By Adam Sharp
Every Ponzi Fails in Time
In February Nassim Taleb remarked that, "every single human being" should short US Treasuries. Mr. Black Swan may have been a little early, but he's right, of course. Treasuries are a bubble of epic proportions. And when that bubble pops, a lot of money will be made on the short side. For retail investors, that means using ETFs like TBT, which shorts long-dated treasuries (with leverage).
But getting the timing right on this trade has proven tricky. Bond prices just keep going up, pushing yields to absurdly low levels. Investors who bought ProShares UltraShort 20+ Year Treasury ETF (NYSEARCA:TBT) back in February, when Mr. Taleb made his "every single human" remarks, are down about 20% on their investment. Yield on 10-year treasuries has fallen to 2.8%. In April, the same bond was yielding 4%. In 2000, before the tech bubble burst, the 10-year was paying a healthy 6.7%.
With inflation expectations rising — and the dollar falling — why on earth would anyone loan the US money for ten years at 2.8%? They wouldn't. The only thing driving demand for treasuries is the Fed. And chinks are starting to show in their armor.
How Long Can the Ponzi Last?
I don't expect that Chairman Bernanke cared much for the world's reaction to QE2. If you need a refresher on the anti-QE case, this should help:
And every investor should read this commentary by Bill Gross. Here are some of the more interesting parts:
Check writing in the trillions is not a bondholder’s friend; it is in fact inflationary, and, if truth be told, somewhat of a Ponzi scheme.
The Fed’s announcement will likely signify the end of a great 30-year bull market in bonds and the necessity for bond managers and, yes, equity managers to adjust to a new environment.
The Fed wants to buy, so come on, Ben Bernanke, show us your best and perhaps last moves on Wednesday next.
Pay attention to that last line (hence the subtle bolding). Gross is hinting at something big when he describes QE2 as possibly being Bernanke's "last move." When Mr. Gross speaks, investors listen. He manages over a trillion — that's a t, not a b — dollars as head of Pimco, the world's largest bond fund.
In short, the man moves markets. So the fact that he is blatantly calling the US economy a Ponzi scheme does not bode well. Gross has dubbed the system a "Sammy Scheme," with our own Uncle Sam reprising the role of Charles Ponzi.
QE2: Fed Curtain Call?
QE2 should succeed in temporarily pushing yields down further, but it's not guaranteed by any means. Bond holders may well see this as the perfect opportunity to sell their bonds to the Fed at a healthy premium. For managers looking to unload large quantities of bonds, it's a windfall opportunity. Over the next eight months, they know Bernanke will be "on the bid" almost every day, gobbling up $900b worth of treasuries. But after QE2 ends, all bets are off.

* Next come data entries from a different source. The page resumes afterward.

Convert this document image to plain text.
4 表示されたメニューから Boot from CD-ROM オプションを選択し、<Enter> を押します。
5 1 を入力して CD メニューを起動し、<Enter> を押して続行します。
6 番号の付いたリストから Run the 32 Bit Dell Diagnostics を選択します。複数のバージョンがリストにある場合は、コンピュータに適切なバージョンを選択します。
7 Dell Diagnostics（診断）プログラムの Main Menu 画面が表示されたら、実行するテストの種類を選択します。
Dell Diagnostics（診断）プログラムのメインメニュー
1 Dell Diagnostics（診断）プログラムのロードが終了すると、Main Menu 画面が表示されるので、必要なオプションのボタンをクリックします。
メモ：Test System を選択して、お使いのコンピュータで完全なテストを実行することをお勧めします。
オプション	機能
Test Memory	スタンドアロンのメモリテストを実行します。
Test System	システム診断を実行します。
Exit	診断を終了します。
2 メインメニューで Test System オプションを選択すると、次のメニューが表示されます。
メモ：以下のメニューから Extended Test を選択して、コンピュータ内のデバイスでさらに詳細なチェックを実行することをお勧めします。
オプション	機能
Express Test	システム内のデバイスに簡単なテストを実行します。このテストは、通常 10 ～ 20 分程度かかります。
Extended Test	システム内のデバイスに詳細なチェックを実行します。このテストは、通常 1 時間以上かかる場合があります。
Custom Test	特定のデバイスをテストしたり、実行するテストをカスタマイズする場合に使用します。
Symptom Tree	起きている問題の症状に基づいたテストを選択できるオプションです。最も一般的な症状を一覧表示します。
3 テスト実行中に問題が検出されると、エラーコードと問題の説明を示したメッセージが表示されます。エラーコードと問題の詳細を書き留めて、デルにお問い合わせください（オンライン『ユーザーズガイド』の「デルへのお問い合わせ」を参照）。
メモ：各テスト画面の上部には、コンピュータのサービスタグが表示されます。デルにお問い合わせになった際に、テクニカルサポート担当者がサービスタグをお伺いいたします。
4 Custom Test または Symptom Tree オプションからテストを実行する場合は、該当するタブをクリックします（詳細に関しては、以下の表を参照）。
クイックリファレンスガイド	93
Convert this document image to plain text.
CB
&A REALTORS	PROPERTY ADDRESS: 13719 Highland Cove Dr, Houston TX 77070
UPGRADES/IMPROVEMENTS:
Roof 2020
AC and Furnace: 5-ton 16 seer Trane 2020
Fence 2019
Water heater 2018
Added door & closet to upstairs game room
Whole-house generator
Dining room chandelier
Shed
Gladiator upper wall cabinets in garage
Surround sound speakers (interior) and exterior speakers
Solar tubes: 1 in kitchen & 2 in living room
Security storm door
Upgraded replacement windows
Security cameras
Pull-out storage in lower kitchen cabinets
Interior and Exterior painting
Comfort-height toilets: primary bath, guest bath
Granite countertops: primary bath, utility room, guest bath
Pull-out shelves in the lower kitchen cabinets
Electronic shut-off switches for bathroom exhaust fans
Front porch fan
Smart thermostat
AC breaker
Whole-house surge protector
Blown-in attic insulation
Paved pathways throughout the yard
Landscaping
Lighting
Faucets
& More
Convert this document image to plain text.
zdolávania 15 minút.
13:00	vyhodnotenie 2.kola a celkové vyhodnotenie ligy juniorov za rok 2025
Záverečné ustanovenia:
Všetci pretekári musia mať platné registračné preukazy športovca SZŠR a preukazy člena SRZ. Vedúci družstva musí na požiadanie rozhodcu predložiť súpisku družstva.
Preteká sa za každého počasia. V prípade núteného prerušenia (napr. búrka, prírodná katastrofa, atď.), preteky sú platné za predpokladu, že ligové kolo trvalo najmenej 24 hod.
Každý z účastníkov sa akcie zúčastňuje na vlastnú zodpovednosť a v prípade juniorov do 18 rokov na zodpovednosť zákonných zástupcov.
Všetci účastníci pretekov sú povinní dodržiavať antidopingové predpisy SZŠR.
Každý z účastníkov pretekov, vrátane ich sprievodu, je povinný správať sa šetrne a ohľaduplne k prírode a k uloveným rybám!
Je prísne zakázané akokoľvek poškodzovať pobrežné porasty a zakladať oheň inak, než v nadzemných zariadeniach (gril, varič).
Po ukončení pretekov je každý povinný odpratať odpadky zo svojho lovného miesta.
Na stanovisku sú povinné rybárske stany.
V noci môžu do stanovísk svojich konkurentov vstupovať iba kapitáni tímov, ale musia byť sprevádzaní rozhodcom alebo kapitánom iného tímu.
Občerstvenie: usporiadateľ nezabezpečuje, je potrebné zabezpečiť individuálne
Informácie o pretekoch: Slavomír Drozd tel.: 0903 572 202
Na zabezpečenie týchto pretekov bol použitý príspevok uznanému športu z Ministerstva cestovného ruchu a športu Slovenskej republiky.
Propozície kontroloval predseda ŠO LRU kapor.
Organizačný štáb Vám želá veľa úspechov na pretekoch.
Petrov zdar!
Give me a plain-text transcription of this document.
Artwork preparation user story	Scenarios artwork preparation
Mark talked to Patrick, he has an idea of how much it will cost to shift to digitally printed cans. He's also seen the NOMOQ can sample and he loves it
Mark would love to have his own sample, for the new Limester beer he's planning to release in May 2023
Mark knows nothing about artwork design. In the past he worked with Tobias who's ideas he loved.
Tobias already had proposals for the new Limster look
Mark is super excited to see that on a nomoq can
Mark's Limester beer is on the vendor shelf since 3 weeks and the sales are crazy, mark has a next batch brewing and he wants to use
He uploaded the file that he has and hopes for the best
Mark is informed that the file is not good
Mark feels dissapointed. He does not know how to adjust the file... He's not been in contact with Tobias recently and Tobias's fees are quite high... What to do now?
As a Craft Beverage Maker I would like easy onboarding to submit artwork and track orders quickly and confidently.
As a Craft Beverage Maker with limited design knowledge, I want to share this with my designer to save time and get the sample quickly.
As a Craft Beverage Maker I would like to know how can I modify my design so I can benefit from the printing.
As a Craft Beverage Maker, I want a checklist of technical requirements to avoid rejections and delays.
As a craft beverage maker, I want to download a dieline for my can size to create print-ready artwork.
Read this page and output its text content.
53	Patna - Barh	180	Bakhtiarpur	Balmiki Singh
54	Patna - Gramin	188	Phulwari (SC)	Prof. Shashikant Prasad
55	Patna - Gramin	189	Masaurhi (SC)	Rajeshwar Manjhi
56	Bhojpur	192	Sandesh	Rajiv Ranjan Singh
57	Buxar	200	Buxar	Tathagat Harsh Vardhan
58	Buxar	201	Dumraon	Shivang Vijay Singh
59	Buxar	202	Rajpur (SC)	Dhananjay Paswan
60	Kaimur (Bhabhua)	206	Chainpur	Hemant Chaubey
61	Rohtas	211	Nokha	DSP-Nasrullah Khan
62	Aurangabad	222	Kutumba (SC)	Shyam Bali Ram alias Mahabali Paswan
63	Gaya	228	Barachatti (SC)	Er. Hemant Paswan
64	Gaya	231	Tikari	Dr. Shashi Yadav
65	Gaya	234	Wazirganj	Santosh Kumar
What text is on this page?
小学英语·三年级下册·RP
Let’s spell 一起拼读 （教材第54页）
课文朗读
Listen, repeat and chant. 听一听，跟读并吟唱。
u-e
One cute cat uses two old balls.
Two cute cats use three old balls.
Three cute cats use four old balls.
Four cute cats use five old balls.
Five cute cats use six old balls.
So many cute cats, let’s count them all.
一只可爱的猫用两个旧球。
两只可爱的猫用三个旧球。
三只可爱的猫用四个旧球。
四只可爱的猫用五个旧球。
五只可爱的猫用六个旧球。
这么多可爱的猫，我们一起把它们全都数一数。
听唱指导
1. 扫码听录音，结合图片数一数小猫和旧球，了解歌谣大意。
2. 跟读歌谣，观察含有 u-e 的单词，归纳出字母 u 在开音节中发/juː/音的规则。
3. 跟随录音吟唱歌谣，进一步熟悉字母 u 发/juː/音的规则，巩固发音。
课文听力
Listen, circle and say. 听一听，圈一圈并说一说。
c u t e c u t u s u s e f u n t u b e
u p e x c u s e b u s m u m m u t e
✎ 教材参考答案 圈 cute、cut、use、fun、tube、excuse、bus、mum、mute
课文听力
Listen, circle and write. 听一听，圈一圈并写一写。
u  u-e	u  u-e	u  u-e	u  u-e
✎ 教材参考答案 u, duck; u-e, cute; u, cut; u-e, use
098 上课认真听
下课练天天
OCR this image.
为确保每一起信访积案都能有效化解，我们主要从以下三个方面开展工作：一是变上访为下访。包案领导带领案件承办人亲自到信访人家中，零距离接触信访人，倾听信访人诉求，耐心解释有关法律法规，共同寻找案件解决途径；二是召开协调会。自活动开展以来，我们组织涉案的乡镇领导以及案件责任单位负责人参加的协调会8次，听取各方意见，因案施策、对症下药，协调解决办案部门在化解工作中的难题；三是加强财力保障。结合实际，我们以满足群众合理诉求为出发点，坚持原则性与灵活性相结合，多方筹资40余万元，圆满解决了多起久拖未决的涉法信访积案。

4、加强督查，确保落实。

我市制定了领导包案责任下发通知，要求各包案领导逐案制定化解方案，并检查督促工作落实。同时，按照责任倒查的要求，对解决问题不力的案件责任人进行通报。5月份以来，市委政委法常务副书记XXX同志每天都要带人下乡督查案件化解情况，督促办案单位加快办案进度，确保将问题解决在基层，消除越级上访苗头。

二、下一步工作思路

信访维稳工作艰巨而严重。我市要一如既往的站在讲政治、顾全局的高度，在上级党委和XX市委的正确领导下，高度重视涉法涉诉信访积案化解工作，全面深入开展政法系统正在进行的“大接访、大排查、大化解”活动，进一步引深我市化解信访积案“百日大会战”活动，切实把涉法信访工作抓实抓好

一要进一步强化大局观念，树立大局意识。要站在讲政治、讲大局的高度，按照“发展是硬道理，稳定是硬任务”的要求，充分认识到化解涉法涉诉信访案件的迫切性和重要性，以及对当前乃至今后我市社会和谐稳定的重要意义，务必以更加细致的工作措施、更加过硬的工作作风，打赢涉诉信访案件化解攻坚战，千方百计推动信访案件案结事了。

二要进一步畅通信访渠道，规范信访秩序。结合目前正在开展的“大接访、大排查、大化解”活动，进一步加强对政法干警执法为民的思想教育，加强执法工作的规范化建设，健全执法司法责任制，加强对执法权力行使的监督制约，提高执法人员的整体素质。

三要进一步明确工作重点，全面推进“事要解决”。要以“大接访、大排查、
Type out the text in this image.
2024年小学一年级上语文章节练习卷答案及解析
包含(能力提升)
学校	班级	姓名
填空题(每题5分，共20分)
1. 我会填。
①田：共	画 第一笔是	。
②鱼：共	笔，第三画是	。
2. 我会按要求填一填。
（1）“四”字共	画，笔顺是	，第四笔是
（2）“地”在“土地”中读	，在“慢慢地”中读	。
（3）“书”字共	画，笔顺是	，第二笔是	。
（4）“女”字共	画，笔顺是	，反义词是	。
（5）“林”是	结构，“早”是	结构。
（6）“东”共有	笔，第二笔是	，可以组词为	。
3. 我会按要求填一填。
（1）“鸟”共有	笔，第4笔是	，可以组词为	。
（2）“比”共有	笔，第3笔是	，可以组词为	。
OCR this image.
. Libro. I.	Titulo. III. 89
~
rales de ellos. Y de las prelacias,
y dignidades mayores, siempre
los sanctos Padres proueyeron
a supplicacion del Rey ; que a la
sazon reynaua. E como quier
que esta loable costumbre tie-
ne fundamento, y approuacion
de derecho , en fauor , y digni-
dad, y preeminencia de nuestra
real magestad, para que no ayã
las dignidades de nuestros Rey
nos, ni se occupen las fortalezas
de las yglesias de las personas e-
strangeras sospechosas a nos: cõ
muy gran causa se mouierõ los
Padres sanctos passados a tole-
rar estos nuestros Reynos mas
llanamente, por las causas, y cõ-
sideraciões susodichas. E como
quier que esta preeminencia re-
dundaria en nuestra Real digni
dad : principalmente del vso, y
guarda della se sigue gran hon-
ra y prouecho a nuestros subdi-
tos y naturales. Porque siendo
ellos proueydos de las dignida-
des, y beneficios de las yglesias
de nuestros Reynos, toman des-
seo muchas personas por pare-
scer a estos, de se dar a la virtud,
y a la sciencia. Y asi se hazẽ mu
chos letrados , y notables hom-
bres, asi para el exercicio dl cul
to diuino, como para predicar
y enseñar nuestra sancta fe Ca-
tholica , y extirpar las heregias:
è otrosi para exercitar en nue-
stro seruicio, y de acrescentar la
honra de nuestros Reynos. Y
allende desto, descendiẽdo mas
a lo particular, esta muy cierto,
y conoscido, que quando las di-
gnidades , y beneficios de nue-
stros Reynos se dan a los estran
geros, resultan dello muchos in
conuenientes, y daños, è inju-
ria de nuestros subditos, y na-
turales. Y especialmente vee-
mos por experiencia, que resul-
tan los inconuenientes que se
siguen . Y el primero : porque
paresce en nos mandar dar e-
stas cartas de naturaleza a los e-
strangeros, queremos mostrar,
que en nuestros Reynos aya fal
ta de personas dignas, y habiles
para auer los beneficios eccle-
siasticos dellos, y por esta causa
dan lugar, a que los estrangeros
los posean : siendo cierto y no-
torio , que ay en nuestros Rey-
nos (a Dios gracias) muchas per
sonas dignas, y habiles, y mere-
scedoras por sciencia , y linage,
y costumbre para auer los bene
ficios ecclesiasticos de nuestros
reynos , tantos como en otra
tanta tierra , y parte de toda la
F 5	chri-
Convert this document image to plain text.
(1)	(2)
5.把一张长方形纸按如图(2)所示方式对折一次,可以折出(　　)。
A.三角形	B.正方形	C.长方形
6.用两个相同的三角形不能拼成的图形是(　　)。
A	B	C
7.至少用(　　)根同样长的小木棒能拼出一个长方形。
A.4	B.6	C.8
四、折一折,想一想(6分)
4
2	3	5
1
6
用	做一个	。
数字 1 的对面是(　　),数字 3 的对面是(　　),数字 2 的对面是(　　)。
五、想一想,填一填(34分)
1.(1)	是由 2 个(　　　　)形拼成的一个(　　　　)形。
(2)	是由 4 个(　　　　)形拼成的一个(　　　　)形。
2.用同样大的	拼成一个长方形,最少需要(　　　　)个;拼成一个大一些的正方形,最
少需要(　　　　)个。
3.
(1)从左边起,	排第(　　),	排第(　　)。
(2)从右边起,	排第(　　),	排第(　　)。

This could be the last good chance for money managers and central bankers to dump their treasuries.
Don't get me wrong; QE3, 4, 5, 6, and beyond are certainly possible. If Bernanke and the doves get their way, the printing won't end any time soon. But if inflation starts to look worrying, or the political situation changes, the printing presses could come to a screeching halt. If that happens, bond shorts stand to make a killing...
It's time to test the waters. Last week, I opened a small position in TBT, a double-short treasury ETF. I'm just dipping my toes in at this point, and will watch closely for changes to the situation.
Why go short with the Fed buying? It certainly violates the investing maxim Don't Fight the Fed...
I'm aware of the risks, and am starting the position because I suspect that when the snowball starts rolling, the move will get quick and violent. As a bonus, funds like TBT act as natural hedges to gold, as shown in the chart below (gold in blue, TBT in red).
So those with large precious metals positions may get some downside protection in their portfolio by shorting treasuries.
(Click to enlarge)
In a world where attractive investment options are lacking, shorting treasuries is looking better by the day.